Edward Bach (September 24, 1886 - November 27, 1936) was born in a village called Moseley, near Birmingham, England.

Edward studied medicine at the University College Hospital, London and obtained a Diploma in Public Health at Cambridge. He was a house surgeon and a casualty medical officer at University College Hospital. He worked at the National Temperance Hospital and practiced for over twenty years in London as a Harley Street consultant and bacteriologist. After research in immunology, he developed an interest in homeopathy, and joined the laboratories of the Royal London Homoeopathic Hospital in 1919. He developed seven bacterial nosodes (the seven Bach nosodes), which have received only limited recognition.
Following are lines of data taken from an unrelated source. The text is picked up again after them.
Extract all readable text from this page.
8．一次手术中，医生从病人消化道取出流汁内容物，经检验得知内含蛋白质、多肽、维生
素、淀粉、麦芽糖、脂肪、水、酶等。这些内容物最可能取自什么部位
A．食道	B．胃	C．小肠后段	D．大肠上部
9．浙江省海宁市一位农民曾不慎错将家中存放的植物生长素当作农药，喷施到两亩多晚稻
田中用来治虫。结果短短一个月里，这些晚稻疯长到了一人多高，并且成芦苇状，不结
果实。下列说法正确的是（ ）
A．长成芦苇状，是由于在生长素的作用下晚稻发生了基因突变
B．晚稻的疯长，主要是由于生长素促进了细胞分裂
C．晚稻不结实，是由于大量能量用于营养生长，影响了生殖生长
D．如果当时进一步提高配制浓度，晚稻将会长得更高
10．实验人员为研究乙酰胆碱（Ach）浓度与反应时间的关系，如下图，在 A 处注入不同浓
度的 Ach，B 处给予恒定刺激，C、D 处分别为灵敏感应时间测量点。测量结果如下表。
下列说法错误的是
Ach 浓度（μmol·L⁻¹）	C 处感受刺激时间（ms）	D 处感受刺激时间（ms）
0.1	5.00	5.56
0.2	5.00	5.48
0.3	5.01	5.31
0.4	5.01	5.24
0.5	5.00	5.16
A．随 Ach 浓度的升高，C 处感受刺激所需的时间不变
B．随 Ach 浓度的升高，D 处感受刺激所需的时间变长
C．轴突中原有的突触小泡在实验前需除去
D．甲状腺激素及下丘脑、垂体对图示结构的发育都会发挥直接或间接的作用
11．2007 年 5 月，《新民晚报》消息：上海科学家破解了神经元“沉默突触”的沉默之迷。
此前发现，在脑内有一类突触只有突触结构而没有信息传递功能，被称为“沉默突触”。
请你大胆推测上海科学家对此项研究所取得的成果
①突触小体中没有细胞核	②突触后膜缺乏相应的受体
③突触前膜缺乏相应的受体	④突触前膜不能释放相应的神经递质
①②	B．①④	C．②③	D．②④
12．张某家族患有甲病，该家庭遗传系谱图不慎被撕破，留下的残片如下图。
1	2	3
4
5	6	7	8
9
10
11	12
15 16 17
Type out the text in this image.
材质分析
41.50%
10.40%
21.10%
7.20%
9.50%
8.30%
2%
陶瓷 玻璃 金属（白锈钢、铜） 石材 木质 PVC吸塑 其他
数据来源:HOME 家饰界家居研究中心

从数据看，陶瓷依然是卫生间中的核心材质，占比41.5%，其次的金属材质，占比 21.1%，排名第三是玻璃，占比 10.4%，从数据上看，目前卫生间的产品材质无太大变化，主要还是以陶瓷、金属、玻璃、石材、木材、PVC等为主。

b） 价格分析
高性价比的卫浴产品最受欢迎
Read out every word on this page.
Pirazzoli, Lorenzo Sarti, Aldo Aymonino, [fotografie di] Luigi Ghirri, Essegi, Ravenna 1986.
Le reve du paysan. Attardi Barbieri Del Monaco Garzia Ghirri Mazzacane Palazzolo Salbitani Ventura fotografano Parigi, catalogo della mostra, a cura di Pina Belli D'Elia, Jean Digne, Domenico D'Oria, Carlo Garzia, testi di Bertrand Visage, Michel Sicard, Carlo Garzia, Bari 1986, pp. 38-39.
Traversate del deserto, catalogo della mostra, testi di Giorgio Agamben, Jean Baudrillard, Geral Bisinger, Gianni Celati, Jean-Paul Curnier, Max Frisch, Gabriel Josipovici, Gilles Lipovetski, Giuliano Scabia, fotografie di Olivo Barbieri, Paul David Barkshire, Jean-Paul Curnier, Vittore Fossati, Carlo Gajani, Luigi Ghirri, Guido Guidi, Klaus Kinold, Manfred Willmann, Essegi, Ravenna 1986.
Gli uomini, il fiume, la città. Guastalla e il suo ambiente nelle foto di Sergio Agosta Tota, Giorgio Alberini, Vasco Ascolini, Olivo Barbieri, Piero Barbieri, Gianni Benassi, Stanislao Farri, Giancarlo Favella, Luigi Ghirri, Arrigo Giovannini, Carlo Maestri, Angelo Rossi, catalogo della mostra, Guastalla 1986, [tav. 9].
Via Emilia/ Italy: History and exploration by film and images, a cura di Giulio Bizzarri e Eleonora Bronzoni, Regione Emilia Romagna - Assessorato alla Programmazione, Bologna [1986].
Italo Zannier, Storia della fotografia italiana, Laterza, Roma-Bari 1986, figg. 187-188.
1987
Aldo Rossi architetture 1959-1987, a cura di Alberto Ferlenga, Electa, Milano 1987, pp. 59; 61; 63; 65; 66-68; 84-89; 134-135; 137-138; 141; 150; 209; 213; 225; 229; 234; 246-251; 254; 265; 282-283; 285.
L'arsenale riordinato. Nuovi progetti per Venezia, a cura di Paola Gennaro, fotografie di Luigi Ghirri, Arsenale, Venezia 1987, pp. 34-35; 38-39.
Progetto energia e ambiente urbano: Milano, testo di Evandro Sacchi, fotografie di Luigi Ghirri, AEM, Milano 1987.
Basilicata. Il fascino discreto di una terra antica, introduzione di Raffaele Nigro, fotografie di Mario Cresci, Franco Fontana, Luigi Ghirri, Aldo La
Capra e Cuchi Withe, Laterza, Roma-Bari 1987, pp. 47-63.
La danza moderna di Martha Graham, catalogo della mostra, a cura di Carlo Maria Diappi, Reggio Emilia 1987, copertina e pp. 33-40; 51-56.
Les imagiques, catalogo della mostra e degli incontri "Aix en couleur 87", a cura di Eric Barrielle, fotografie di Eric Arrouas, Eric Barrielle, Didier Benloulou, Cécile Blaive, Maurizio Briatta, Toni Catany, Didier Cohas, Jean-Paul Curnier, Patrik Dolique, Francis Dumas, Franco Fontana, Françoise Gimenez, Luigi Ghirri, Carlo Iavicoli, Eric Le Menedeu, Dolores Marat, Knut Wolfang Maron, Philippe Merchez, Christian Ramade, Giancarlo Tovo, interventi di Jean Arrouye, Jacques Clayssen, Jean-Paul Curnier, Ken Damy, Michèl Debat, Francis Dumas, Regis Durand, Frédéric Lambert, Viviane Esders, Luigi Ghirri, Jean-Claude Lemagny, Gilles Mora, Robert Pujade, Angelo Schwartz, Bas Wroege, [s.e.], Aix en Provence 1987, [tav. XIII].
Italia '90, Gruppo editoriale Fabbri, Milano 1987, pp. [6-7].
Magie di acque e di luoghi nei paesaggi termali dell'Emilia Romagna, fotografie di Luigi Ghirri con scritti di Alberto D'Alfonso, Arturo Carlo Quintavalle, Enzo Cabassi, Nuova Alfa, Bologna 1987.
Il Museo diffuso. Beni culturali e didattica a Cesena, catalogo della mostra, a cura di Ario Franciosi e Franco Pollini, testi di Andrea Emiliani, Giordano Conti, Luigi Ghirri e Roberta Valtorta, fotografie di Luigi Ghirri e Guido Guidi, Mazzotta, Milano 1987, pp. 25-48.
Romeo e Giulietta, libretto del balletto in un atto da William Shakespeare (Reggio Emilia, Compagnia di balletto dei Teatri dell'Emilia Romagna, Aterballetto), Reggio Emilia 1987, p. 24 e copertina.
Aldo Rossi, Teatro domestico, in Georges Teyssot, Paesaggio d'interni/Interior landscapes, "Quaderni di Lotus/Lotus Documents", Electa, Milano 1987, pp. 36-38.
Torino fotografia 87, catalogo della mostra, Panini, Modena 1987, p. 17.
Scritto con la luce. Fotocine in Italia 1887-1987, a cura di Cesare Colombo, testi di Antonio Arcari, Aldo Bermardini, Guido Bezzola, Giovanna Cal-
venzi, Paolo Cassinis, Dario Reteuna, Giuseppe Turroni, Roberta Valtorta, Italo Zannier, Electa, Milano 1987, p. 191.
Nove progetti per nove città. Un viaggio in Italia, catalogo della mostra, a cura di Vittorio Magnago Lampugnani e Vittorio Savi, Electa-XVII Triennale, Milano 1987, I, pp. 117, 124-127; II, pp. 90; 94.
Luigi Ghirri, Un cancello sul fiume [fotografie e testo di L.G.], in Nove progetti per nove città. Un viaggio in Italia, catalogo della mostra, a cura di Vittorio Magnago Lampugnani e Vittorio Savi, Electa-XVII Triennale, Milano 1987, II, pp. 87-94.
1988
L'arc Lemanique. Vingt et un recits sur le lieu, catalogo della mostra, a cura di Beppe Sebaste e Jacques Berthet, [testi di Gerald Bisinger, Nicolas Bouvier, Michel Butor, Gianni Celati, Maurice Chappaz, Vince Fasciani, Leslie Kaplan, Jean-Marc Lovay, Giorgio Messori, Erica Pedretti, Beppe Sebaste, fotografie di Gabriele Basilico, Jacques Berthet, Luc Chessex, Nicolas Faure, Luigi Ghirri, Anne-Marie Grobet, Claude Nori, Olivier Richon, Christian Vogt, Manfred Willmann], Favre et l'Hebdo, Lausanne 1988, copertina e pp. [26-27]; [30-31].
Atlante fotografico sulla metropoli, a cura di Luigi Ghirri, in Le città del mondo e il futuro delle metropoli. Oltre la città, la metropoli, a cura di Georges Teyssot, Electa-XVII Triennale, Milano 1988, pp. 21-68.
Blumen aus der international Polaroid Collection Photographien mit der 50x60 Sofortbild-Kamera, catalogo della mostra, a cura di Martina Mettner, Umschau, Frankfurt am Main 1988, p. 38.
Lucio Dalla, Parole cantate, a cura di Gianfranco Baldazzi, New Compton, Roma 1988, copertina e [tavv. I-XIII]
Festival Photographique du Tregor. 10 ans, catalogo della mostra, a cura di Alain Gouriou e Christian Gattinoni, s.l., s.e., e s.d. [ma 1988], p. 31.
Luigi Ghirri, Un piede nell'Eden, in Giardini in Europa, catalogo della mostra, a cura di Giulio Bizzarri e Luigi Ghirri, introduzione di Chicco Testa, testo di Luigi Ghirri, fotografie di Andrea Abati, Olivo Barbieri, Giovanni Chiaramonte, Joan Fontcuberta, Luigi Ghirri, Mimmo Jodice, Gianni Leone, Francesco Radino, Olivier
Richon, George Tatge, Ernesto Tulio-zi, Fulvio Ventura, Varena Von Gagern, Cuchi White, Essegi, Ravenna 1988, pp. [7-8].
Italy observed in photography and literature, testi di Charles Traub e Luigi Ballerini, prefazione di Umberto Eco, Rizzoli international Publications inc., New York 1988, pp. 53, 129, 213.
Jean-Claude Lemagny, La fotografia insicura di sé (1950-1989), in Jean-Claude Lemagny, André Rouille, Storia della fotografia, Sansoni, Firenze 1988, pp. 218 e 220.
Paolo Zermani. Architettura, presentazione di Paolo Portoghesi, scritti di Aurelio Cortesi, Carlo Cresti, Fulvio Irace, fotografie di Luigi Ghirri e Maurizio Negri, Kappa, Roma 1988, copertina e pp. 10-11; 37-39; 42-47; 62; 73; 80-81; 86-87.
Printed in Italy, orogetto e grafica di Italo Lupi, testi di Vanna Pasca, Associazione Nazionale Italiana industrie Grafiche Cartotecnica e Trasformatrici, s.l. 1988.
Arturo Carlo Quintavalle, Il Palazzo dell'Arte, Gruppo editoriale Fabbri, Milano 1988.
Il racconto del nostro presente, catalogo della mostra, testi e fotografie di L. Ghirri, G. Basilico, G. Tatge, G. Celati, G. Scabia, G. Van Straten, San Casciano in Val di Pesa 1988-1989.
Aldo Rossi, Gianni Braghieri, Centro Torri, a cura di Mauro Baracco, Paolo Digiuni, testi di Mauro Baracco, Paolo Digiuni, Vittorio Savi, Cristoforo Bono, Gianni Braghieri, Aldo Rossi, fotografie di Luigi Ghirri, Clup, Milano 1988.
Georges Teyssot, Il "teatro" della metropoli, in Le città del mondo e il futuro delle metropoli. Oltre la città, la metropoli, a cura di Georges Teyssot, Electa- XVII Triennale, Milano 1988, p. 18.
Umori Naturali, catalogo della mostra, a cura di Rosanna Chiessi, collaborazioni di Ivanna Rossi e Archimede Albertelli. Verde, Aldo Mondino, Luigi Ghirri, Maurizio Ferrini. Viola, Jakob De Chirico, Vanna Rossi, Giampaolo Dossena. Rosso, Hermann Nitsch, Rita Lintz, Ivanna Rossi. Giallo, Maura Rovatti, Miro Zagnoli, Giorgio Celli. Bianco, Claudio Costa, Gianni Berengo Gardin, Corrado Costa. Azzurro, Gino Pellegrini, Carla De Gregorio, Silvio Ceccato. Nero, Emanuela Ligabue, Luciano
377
Despite the success of his work with orthodox medicine he felt dissatisfied with the way doctors were expected to concentrate on diseases and to ignore the people who were suffering them. He turned to alternative therapies. He believed that illness is the effect of disharmony between body and mind. Symptoms of an illness are the external expression of negative emotional states. In 1928 he began work on his own remedies made from plants. At the age of forty-three (1930), he gave up his lucrative Harley Street practice and left London in order to concentrate on finding a new system of healing involving plant remedies. He was sure a new system of medicine could be found in nature and so he left to work in Wales and the English countryside. In spring and summer he discovered and prepared new herbal remedies, and in winter he treated patients for free.

By 1932 he had discovered the first of his 12 remedies. These he used on the many patients who came to him for treatment.

In 1933 he began making the second group of remedies, the 7 helpers.

Bach decided to spread his knowledge among the people. Dr Bach published his work, principally in public lectures and in magazine articles. In particular, he wrote articles and gave lectures between 1933 and 1936 in relation to the remedies. He advertised his herbal remedies in two of the daily newspapers. This brought him numerous inquiries from the public, but the General Medical Council disapproved strongly of his advertising.

In 1934 Dr Bach moved to a cottage called Mount Vernon in the village of Sotwell in Oxfordshire. There he found the remaining 19 remedies that he needed to complete the series (the second nineteen).

Dr. Bach passed away on the evening of November 27th, 1936, only 50 years old.